The XLOC_000895/Robnr locus regulates Bcl2 expression. (A) Genome browser tracks showing the RNA-seq and ChIP-seq data on the XLOC_000895/Robnr locus. The CRISPR/Cas9 targeted region is highlighted in orange. The location of guide RNAs (gRNAs) are denoted by vertical blue lines and the size of the targeted region is indicated. The primers used for RT-qPCR analysis are denoted by vertical red lines. (B) Relative expression levels of Bcl2 and Robnr at different time points of the PMA/ionomycin treatment in wild-type (wt) and Robnr-mutated clones, ΔRobnr-cl1 and ΔRobnr-cl2. Rpl32 was used for normalization.
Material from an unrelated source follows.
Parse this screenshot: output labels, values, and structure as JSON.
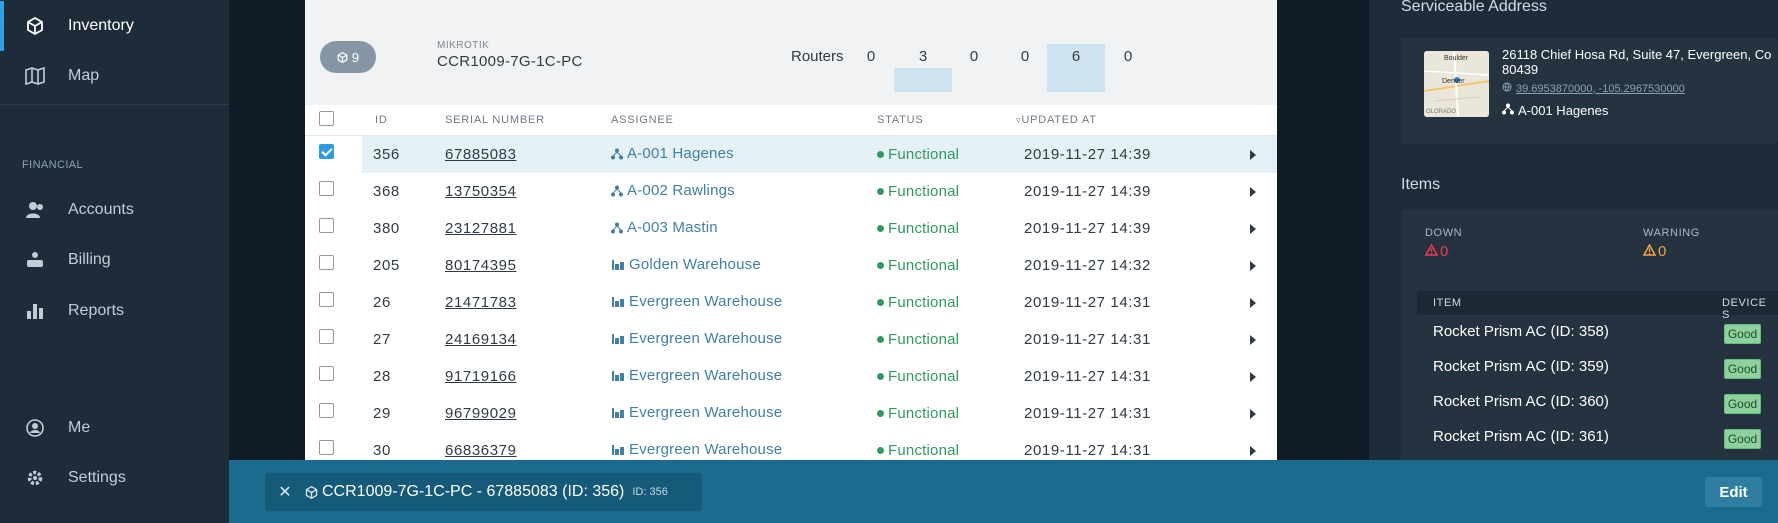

The statistical significance was assessed at 4 h of stimulation from 3 biological replicates by a Student’s t-test (unpaired, one-tailed; ***P < 0.001, **P < 0.01, *P < 0.1). Data are represented with standard deviation. Details about the gRNA sequences, the PCR primers and the expected amplicons are provided in Supplementary Table 1. (C) Genome browser tracks showing the RNA-seq and ChIP-seq data surrounding the Bcl2 promoter. Three genomic regions displaying a higher H3K4me3 enrichment in PMA/ionomycin stimulated cells are highlighted. The primers used for ChIP validation are denoted by vertical blue lines. (D) ChIP-qPCR analysis of the H3K4me3 enrichment on the Bcl2 promoter in wild-type (wt) and the two Robnr-mutated clones, after an exposure to DMSO or PMA/ionomycin (PMA/Iono) for 4 h. The graph shows the results of 3 replicates. The promoter of Actb was used for normalization.